The number of recorded cases of mumps is at its highest level in nearly a decade. Mumps is a contagious infection that causes the glands on the side of the face to swell painfully. A person’s risk of contracting mumps is reduced by having the MMR vaccine. The steep rise in cases is being seen in students at universities and colleges. These students were born in the late 1990s and early 2000s and did not have the MMR vaccine when they were children. This was partly because Dr Andrew Wakefield, a doctor at the Royal Free Hospital in London, published a 1998 paper in The Lancet, claiming a link between the MMR vaccine and autism. This led to a dramatic drop in children being vaccinated and as a result, the number of cases of mumps in the last decade has been on the rise.

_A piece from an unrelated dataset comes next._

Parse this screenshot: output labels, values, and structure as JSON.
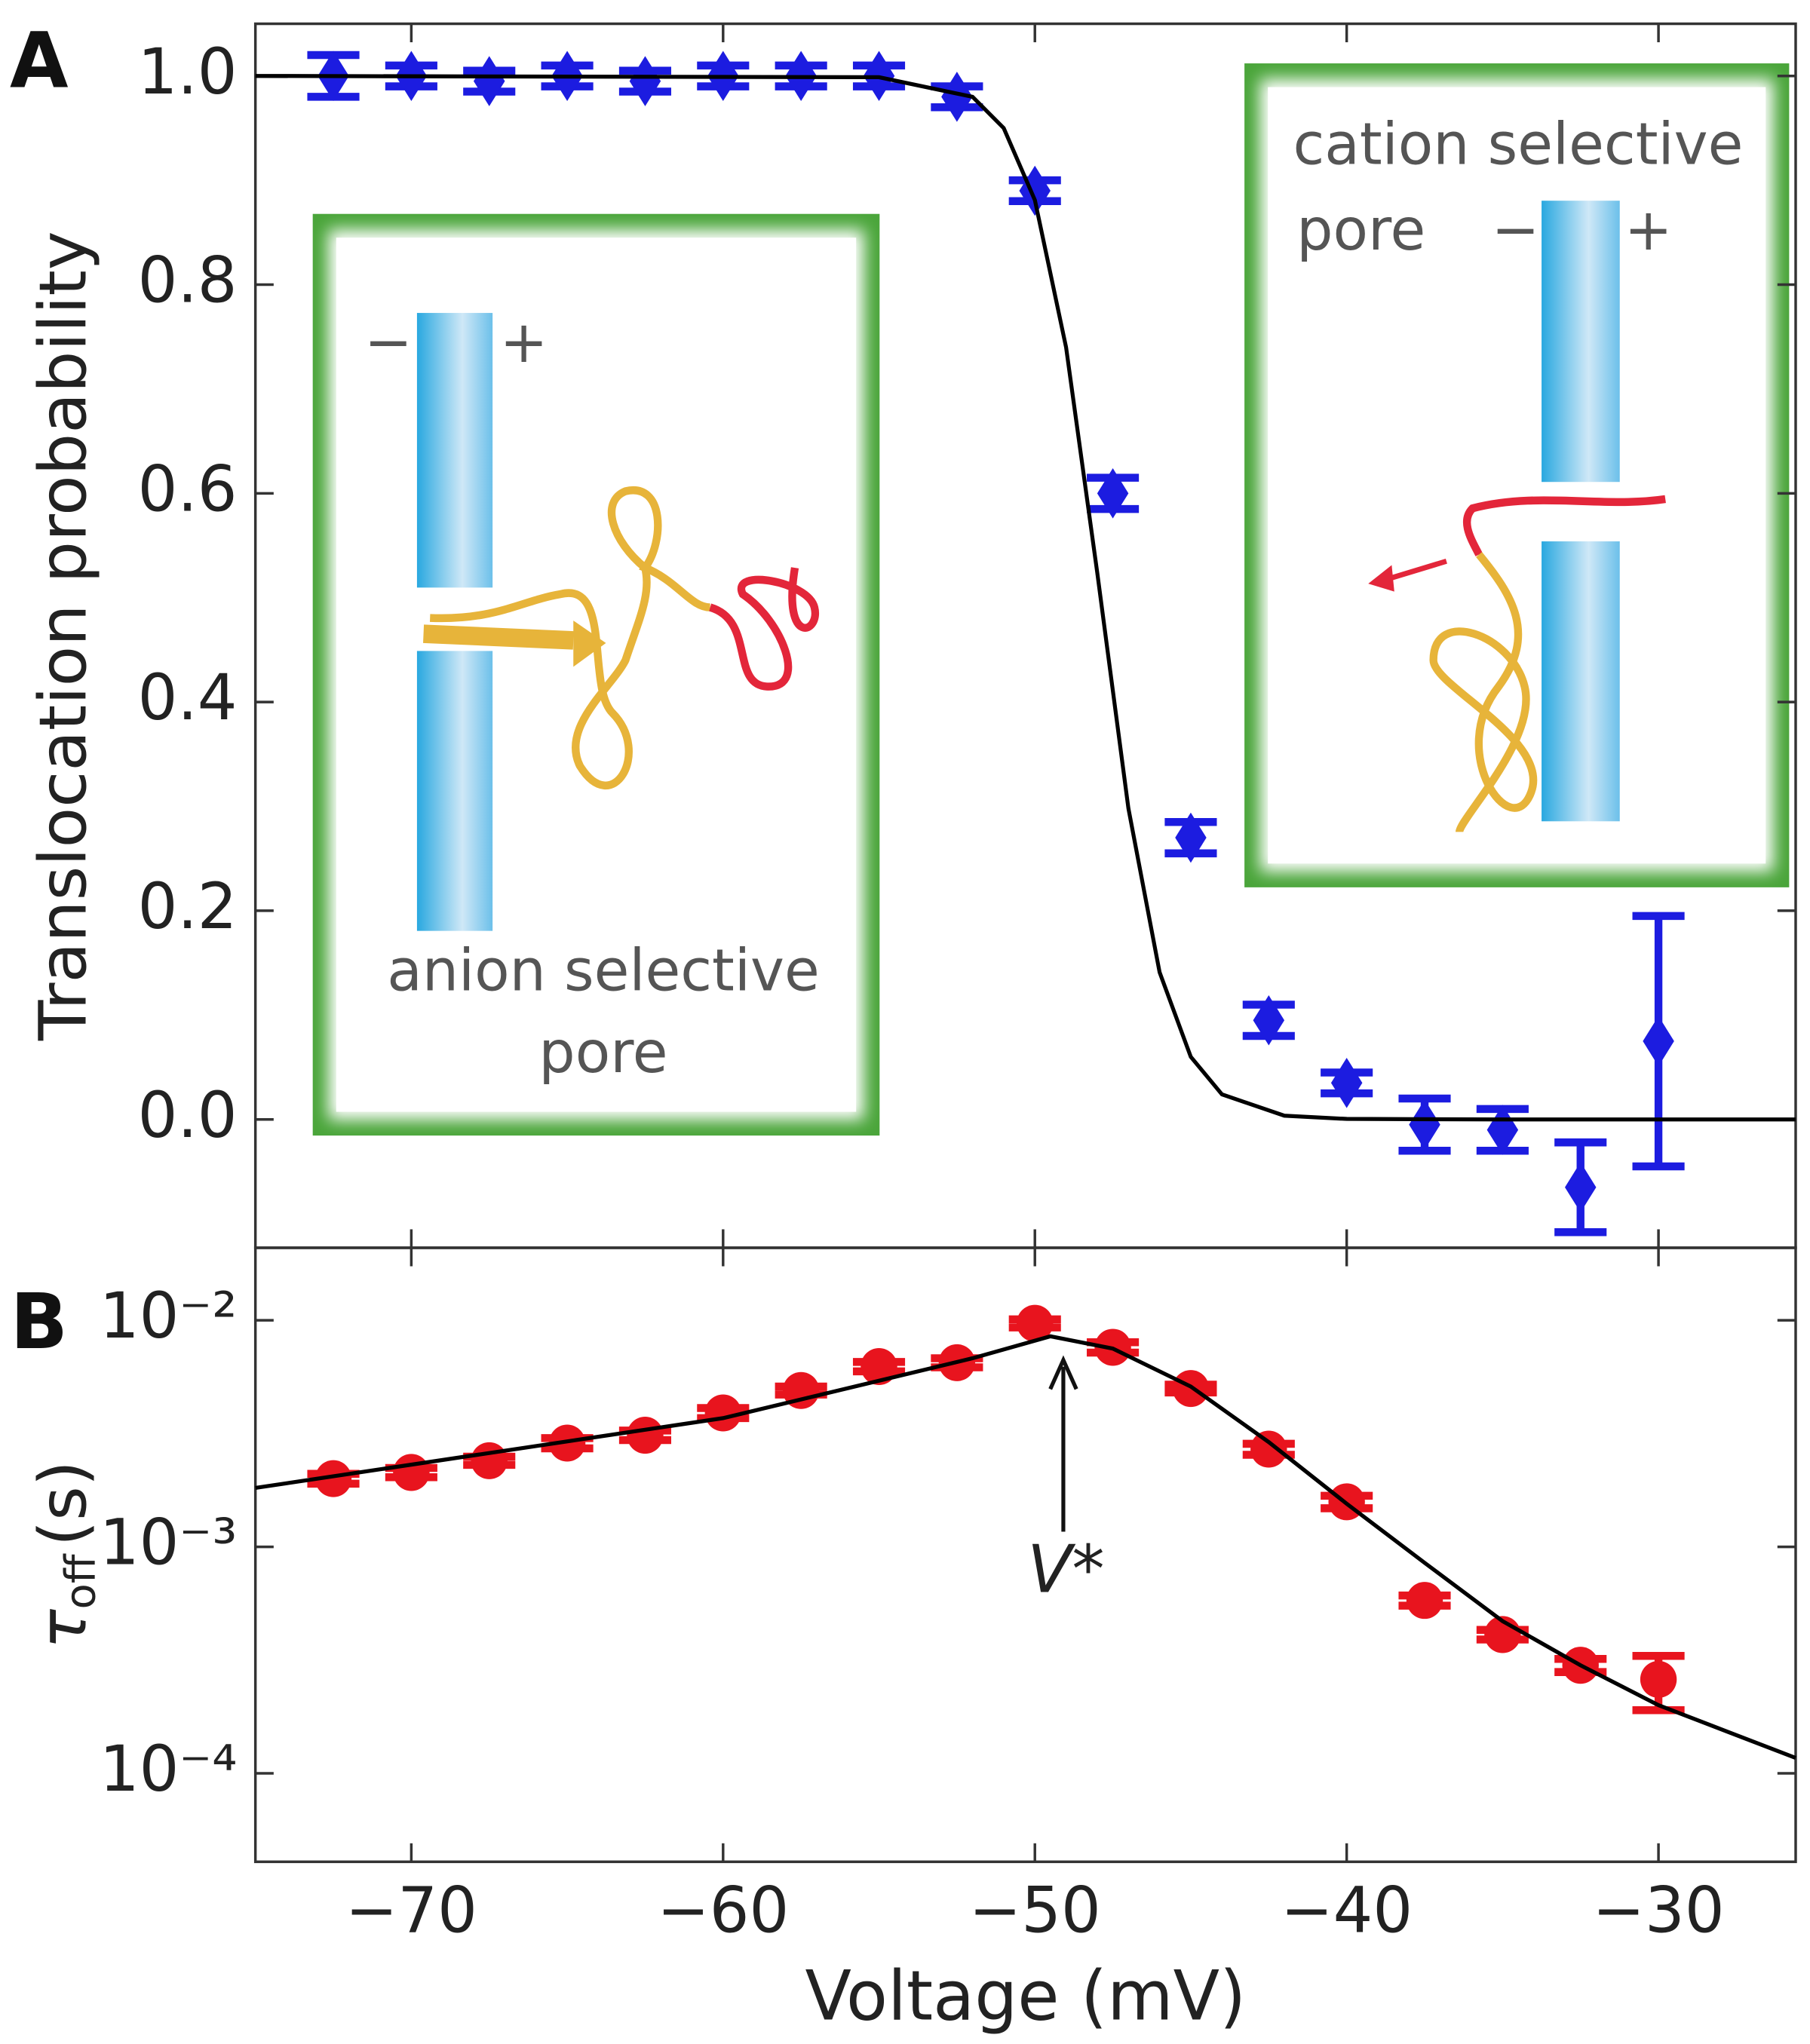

However, this is not the only outbreak of mumps that the UK has experienced. The graph below shows that after 2002, there was a big increase in confirmed mumps cases in the UK. This peaked in 2005 and smaller peaks occurred in 2009 and 2013. Most of these cases have been in teenagers and young adults who were too old to be offered the MMR vaccine when it was introduced in 1988. They also missed a second MMR dose when this was introduced in 1996. Again, as is being seen now, these outbreaks were mainly among students at universities and colleges.
Andrew Wakefield’s work has since been completely discredited and he has been struck off as a doctor in the UK.
Children up to the age of 18 who missed, or only partially completed, their earlier MMR vaccination can have a “catch-up” MMR vaccination on the NHS.
Adults who missed out on the MMR vaccination as a baby and are therefore not immune, can also have the MMR vaccine on the NHS.